I understand that i) and iii) are true for superposition of poisson process. I think ii) is true intuitively (memoryless property?) but don't know how to formalize the argument.
Clarification. For two independent Poisson processes $M,N$ with same rate $\lambda$ their sum $M+N$ is a Poisson process with rate $2\lambda$.

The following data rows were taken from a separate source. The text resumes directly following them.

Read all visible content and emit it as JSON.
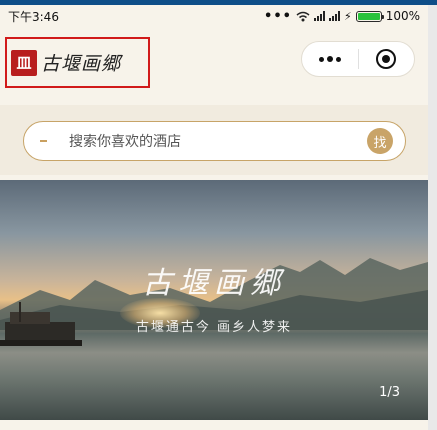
{
  "status_bar": {
    "time": "下午3:46",
    "icons": [
      "dots-icon",
      "wifi-icon",
      "signal-icon",
      "signal-icon",
      "charging-icon",
      "battery-icon"
    ],
    "battery_percent": "100%",
    "battery_level": 1.0
  },
  "header": {
    "logo_mark": "皿",
    "logo_text": "古堰画郷"
  },
  "capsule": {
    "icons": [
      "more-dots-icon",
      "close-target-icon"
    ]
  },
  "search": {
    "placeholder": "搜索你喜欢的酒店",
    "button_label": "找"
  },
  "banner": {
    "title": "古堰画郷",
    "slogan": "古堰通古今  画乡人梦来",
    "pager": "1/3"
  },
  "colors": {
    "accent_gold": "#c9a468",
    "logo_border": "#d11a1a",
    "battery_green": "#28c23b",
    "top_strip": "#0e4e88"
  }
}
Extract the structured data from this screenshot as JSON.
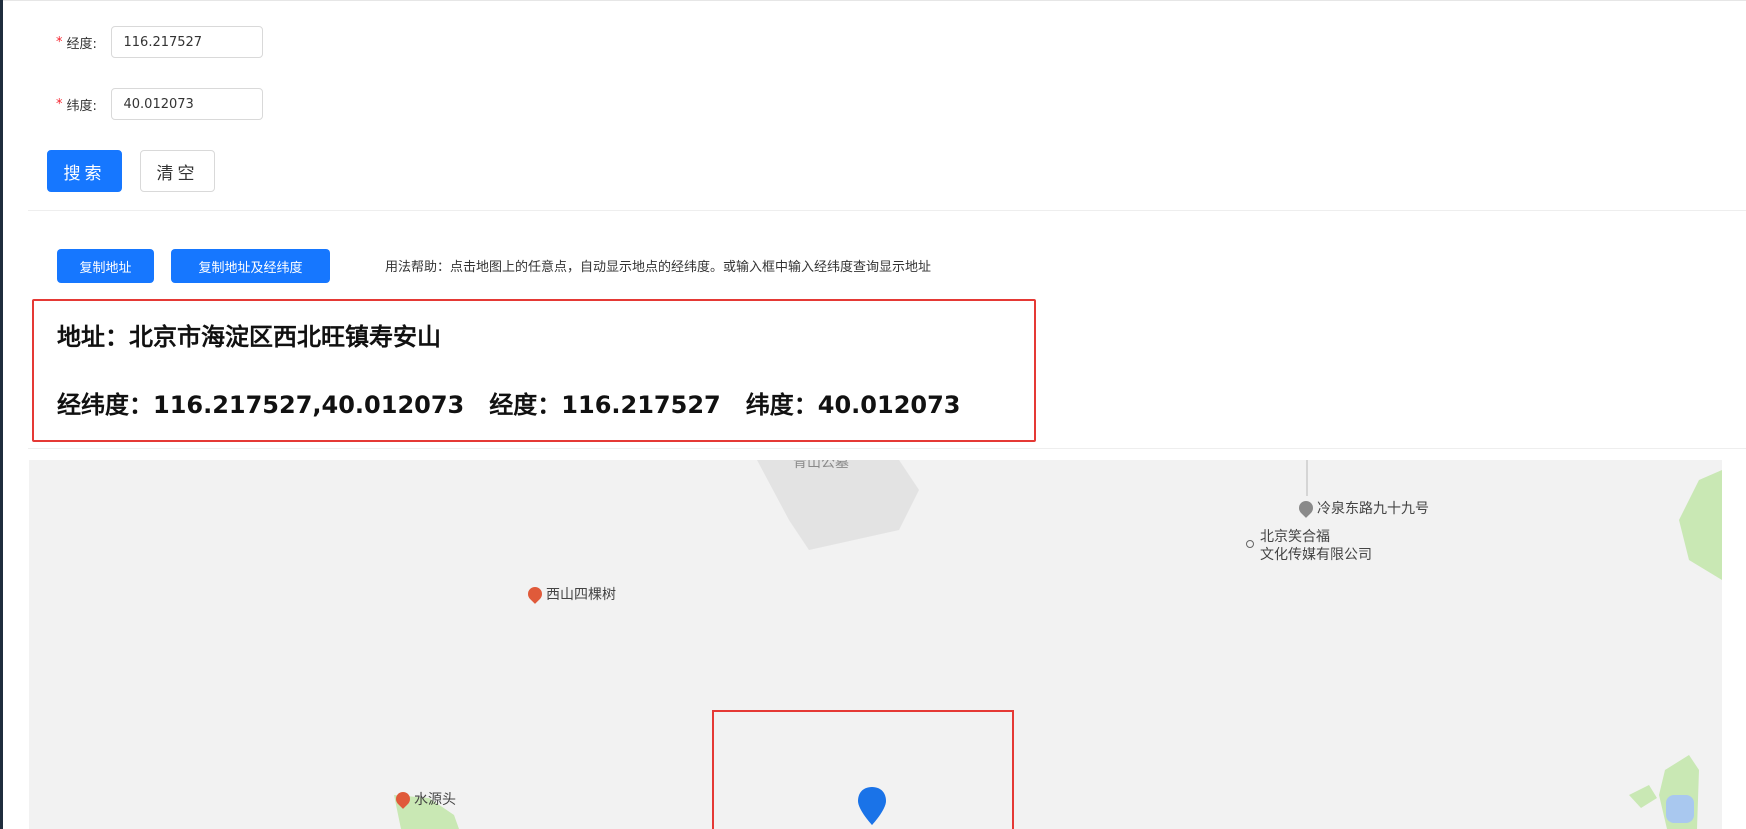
{
  "form": {
    "longitude": {
      "label": "经度:",
      "value": "116.217527"
    },
    "latitude": {
      "label": "纬度:",
      "value": "40.012073"
    },
    "search_label": "搜索",
    "clear_label": "清空"
  },
  "toolbar": {
    "copy_address_label": "复制地址",
    "copy_address_coords_label": "复制地址及经纬度",
    "help_text": "用法帮助：点击地图上的任意点，自动显示地点的经纬度。或输入框中输入经纬度查询显示地址"
  },
  "result": {
    "address_line": "地址：北京市海淀区西北旺镇寿安山",
    "coords_line": "经纬度：116.217527,40.012073   经度：116.217527   纬度：40.012073"
  },
  "map": {
    "pois": {
      "cemetery": "青山公墓",
      "road": "冷泉东路九十九号",
      "company_line1": "北京笑合福",
      "company_line2": "文化传媒有限公司",
      "tree": "西山四棵树",
      "spring": "水源头"
    },
    "colors": {
      "background": "#f2f2f2",
      "green": "#c9e8b4",
      "marker": "#1a73e8",
      "poi_red": "#e05a3a",
      "poi_gray": "#8a8a8a"
    }
  },
  "colors": {
    "primary": "#1677ff",
    "required": "#f5222d",
    "highlight_border": "#e53935"
  }
}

Proof. Use \begin{align} &2^a\lambda^a(t-s)^a=\Big(\lambda(t-s)+\lambda(t-s)\Big)^a=\sum_{n=0}^a{a\choose n}\lambda^n(t-s)^n\lambda^{a-n}(t-s)^{a-n}\\ &=a!\sum_{n=0}^a\frac{\lambda^n(t-s)^n}{n!}\frac{\lambda^{a-n}(t-s)^{a-n}}{(a-n)!}\,. \end{align} Now let $M$ and $N$ be two independent Poisson processes with the same rate $\lambda.$ Then \begin{align} &\mathbb P\Big\{M_t+N_t-M_s-N_s=a\Big\}=\sum_{n=0}^a\mathbb P\Big\{M_t-M_s=a-n\Big\}\,\mathbb P\Big\{N_t-N_s=n\Big\}\\ &=e^{-2\lambda(t-s)}\sum_{n=0}^a\frac{\lambda^{a-n}(t-s)^{a-n}}{(a-n)!}\frac{\lambda^n(t-s)^n}{n!} =e^{-2\lambda(t-s)}\frac{(2\lambda)^a(t-s)^a}{a!}\,. \end{align}
About property (ii). Since $M$ and $N$ are independent their sum trivially has independent increments.